The last of the thirteen colonies was Georgia, whose birth dates from 1732. The authentic leader of colonization was James Oglethorpe, who planned to colonize this territory with convicts accused of debts. He ruled a military regime, until the 1750s, when Oglethorpe’s laws were annulled and the colony really started to grow, from 5000 to 9000 in only a decade. A third of these were slaves devoted to the cultivation of rice and indigo, as in the neighbouring South Carolina. Finally, the whole territory between the French Canada and the Spanish Florida was inhabited and under British sovereignty.

the jeremiad


By the time of the Restoration of Charles II in England in 1660, Puritan New England had developed into a relatively prosperous, stable, and independent colony. Puritan villages proliferated, and different local governments, customs, and economies, replicated the various peasant cultures of places such as Yorkshire, Kent, East Anglia, and the West Country of England.

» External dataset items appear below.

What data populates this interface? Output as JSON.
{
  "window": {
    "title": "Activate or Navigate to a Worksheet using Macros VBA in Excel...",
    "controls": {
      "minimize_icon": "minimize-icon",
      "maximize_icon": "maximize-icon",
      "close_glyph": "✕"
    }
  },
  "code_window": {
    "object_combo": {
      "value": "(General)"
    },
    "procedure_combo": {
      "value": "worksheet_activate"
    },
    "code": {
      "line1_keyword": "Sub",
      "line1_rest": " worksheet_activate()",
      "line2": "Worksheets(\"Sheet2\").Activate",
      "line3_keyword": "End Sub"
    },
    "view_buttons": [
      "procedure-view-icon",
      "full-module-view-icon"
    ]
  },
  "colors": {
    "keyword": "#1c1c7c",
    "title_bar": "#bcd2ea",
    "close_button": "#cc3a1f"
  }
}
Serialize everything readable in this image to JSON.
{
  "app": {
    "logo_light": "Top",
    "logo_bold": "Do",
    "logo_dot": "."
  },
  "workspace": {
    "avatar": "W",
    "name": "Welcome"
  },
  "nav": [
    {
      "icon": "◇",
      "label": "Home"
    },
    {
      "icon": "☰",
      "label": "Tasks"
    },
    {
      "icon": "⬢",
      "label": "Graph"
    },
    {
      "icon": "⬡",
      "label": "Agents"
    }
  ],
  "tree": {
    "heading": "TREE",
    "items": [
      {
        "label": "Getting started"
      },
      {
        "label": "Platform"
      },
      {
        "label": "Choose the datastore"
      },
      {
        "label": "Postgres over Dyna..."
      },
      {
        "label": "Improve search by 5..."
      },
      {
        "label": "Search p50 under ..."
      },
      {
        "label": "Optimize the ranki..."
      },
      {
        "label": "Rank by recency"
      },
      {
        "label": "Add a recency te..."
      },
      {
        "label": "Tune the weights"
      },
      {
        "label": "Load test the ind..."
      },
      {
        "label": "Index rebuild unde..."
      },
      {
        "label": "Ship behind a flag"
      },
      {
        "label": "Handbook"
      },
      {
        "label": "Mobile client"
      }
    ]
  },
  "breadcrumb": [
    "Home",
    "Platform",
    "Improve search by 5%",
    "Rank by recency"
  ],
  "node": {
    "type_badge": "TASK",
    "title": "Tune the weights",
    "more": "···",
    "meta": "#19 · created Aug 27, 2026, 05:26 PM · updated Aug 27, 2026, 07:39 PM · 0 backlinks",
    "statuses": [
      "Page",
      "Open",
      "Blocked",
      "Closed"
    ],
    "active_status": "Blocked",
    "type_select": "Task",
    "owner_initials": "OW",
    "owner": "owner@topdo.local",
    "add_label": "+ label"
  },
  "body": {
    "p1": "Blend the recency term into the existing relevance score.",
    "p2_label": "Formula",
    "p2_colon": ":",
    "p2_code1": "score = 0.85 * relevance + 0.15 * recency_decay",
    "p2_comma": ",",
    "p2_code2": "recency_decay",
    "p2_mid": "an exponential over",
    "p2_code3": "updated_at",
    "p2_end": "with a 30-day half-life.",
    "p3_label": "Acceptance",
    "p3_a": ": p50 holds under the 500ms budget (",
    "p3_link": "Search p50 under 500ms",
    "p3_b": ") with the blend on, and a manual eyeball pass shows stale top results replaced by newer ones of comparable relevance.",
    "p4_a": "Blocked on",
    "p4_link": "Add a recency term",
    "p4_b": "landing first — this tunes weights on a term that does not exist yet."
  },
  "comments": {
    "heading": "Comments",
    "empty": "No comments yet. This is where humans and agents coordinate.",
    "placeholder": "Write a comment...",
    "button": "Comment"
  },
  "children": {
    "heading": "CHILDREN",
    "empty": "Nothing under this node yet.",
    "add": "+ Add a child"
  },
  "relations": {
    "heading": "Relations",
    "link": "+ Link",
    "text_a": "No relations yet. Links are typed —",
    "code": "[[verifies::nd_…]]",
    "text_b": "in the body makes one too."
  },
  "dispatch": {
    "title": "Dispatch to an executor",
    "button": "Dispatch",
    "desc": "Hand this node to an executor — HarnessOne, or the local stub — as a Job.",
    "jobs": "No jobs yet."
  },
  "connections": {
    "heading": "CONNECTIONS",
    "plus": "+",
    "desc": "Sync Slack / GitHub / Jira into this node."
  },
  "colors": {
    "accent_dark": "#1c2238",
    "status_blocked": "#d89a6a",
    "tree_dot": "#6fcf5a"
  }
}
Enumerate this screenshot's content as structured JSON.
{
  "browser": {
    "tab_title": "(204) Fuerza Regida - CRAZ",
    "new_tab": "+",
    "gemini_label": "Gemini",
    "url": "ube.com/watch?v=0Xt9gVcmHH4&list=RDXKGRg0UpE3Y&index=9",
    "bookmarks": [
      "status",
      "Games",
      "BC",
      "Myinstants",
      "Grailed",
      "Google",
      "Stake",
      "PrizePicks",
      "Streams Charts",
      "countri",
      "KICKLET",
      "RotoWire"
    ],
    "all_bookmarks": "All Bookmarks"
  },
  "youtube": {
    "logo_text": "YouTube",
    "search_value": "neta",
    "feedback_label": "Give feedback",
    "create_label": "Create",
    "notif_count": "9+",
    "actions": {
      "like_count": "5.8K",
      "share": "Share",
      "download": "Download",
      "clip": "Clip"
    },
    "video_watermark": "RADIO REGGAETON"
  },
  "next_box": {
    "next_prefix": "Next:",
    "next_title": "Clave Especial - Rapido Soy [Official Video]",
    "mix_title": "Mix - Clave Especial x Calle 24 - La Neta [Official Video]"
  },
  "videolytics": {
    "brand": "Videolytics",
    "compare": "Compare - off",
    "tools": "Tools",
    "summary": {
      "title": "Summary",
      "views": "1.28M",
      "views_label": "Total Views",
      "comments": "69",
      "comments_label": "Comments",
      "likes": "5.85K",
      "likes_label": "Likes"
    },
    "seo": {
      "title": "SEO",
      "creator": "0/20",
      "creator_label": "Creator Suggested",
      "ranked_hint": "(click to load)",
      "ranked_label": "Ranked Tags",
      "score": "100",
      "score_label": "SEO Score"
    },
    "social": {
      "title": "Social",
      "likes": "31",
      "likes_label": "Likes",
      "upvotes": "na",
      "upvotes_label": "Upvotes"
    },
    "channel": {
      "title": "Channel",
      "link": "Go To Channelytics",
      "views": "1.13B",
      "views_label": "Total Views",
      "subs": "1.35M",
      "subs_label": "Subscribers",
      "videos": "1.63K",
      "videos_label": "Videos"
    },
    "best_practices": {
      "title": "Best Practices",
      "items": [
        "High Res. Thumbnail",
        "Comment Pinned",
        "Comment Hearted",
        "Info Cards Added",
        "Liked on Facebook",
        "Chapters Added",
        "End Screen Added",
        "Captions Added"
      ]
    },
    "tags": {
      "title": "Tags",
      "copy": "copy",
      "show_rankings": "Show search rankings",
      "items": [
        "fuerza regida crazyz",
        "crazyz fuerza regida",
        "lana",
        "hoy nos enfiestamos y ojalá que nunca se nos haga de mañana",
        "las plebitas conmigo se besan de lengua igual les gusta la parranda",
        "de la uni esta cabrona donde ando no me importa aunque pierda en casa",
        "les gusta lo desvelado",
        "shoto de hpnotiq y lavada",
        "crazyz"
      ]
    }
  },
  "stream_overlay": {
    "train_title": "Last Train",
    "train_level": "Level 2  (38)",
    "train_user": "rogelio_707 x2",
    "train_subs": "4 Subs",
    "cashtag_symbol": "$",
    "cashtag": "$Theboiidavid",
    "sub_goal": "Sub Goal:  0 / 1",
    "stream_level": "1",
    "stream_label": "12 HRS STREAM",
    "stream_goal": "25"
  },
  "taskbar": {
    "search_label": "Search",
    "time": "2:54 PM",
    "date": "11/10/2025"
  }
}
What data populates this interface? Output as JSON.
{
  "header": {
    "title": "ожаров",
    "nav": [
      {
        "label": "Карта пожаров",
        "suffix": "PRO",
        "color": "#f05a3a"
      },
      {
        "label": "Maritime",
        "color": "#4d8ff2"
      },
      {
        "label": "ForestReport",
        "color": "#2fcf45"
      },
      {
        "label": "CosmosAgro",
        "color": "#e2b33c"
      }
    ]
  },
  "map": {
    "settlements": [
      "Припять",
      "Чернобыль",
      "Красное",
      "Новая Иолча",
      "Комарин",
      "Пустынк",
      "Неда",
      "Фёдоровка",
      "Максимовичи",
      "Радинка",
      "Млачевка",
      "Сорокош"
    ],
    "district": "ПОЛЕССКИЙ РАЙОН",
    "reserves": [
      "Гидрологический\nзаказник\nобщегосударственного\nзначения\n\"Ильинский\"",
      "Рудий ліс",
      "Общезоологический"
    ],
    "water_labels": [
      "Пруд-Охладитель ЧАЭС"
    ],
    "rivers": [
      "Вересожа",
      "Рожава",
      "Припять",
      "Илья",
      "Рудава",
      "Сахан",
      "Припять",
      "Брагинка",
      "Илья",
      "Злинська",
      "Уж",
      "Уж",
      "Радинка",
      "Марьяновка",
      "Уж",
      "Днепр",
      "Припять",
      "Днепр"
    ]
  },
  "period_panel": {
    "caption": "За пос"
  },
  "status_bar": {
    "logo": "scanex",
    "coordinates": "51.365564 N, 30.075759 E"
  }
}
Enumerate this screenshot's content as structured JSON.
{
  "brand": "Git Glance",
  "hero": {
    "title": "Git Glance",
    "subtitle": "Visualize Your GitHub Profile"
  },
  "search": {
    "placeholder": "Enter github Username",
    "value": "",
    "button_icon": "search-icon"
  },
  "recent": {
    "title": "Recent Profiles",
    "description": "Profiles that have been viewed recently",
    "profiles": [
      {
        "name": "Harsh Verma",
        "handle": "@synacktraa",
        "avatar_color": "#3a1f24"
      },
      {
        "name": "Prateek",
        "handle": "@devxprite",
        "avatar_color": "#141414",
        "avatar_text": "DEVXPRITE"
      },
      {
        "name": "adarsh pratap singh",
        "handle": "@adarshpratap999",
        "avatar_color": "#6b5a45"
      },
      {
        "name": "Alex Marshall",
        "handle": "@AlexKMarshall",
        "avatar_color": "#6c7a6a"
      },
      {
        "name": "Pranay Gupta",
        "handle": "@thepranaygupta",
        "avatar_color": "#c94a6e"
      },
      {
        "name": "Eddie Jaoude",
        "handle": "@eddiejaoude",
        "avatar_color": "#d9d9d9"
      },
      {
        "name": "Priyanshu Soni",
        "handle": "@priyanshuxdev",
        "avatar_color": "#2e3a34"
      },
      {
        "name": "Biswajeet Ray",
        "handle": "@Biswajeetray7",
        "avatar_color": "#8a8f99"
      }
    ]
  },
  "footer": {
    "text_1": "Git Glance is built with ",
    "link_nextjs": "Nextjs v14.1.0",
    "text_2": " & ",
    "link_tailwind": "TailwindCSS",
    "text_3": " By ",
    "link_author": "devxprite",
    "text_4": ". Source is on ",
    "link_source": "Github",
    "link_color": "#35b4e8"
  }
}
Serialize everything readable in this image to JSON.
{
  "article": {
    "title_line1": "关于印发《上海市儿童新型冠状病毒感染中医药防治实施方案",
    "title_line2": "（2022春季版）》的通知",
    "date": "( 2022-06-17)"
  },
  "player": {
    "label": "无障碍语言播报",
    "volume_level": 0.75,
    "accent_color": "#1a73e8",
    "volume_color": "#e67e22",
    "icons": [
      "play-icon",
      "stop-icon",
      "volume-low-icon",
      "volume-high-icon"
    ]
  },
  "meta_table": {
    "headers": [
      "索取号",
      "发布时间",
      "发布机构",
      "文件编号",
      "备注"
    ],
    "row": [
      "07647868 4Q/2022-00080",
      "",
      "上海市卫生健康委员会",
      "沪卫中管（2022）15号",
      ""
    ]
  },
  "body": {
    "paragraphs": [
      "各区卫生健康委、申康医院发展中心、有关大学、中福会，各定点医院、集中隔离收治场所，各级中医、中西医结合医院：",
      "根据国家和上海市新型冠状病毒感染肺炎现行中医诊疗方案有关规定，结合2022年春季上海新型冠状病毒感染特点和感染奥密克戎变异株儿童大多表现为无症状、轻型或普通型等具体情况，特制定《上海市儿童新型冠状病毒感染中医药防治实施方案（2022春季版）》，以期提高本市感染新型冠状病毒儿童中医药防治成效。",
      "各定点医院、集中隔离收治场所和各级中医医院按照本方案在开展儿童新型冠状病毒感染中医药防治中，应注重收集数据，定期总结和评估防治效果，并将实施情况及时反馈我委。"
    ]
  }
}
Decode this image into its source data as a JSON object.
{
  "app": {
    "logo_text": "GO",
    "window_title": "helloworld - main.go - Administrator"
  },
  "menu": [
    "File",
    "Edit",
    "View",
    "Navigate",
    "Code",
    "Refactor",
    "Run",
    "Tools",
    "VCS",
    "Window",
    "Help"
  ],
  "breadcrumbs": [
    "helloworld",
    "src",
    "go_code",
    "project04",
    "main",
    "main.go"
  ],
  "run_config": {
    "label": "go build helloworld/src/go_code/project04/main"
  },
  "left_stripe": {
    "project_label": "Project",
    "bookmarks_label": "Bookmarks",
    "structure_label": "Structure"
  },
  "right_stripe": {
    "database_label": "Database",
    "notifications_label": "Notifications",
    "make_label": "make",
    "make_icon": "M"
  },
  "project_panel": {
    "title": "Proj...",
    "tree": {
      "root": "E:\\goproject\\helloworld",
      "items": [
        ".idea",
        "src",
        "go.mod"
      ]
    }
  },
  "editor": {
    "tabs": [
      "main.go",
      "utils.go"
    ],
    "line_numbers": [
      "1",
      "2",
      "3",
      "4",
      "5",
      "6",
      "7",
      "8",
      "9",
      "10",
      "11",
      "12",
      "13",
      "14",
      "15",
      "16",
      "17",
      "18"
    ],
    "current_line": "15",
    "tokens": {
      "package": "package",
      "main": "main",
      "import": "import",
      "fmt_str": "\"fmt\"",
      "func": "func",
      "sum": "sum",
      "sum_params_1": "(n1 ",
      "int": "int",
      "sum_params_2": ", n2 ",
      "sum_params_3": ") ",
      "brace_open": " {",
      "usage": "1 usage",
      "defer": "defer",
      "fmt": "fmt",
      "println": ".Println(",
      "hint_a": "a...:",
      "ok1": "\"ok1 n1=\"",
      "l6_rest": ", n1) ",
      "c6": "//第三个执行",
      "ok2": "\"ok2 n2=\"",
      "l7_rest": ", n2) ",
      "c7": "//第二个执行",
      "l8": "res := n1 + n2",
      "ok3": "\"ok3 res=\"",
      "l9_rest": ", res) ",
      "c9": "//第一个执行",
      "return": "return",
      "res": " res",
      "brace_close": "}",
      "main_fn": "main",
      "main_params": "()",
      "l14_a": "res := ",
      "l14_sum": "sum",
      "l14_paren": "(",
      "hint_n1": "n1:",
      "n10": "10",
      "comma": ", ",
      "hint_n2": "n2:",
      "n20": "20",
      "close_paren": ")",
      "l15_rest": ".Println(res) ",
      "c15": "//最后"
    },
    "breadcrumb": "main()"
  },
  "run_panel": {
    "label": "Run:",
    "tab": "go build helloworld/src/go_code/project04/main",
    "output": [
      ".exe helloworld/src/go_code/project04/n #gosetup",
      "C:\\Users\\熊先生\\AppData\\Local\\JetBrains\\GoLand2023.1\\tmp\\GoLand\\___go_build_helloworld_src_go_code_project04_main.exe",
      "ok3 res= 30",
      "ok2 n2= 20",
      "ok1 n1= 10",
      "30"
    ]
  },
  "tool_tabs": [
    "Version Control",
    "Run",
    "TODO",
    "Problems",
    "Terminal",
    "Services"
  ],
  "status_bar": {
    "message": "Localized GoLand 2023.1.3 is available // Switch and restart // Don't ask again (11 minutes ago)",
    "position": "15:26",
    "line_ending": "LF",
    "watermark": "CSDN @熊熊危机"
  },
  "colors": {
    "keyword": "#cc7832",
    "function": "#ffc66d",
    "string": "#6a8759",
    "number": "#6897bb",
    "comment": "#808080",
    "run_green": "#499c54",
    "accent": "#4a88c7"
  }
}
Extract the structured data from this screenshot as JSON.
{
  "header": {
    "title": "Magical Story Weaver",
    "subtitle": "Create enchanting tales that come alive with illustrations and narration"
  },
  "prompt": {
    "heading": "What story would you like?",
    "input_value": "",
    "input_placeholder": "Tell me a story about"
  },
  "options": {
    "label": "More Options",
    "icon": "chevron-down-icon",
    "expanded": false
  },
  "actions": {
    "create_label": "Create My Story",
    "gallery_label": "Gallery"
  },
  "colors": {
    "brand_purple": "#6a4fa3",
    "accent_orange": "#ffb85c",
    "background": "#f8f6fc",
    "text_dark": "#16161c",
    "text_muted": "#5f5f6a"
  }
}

On the whole, travelers in New England in the 1650s describe flourishing agricultural communities of pious hardworking families, where the churches and the state appear to cooperate in governance.

In larger cities, such as Boston and Salem, there aroused a merchant class based upon manufacturing, the fishing industry, and foreign trade, while the rural villages remained dependent upon farming. Open-field farming continued in some areas until the late seventeenth century, but most land was converted into small individual holdings.

As church and congregational power expanded, those seeking admission had to testify publicly about their conversion experience, and in some cases their spiritual relations had to conform to a complicated morphology of conversion established by the clergy. Such tests discouraged applicants, though perhaps not by design.

During the 1650s a group of ministers led by Richard Mather and James Allen explored ways of modifying membership policies to respond to the problem of the unconverted children of the saints. In the 1630s, the clergy had decided that the children of the saint could be baptized in infancy on the assumption that as children of the elect they would surely experience conversion, and become full church members. This was called the Half-Way Covenant in the 1662.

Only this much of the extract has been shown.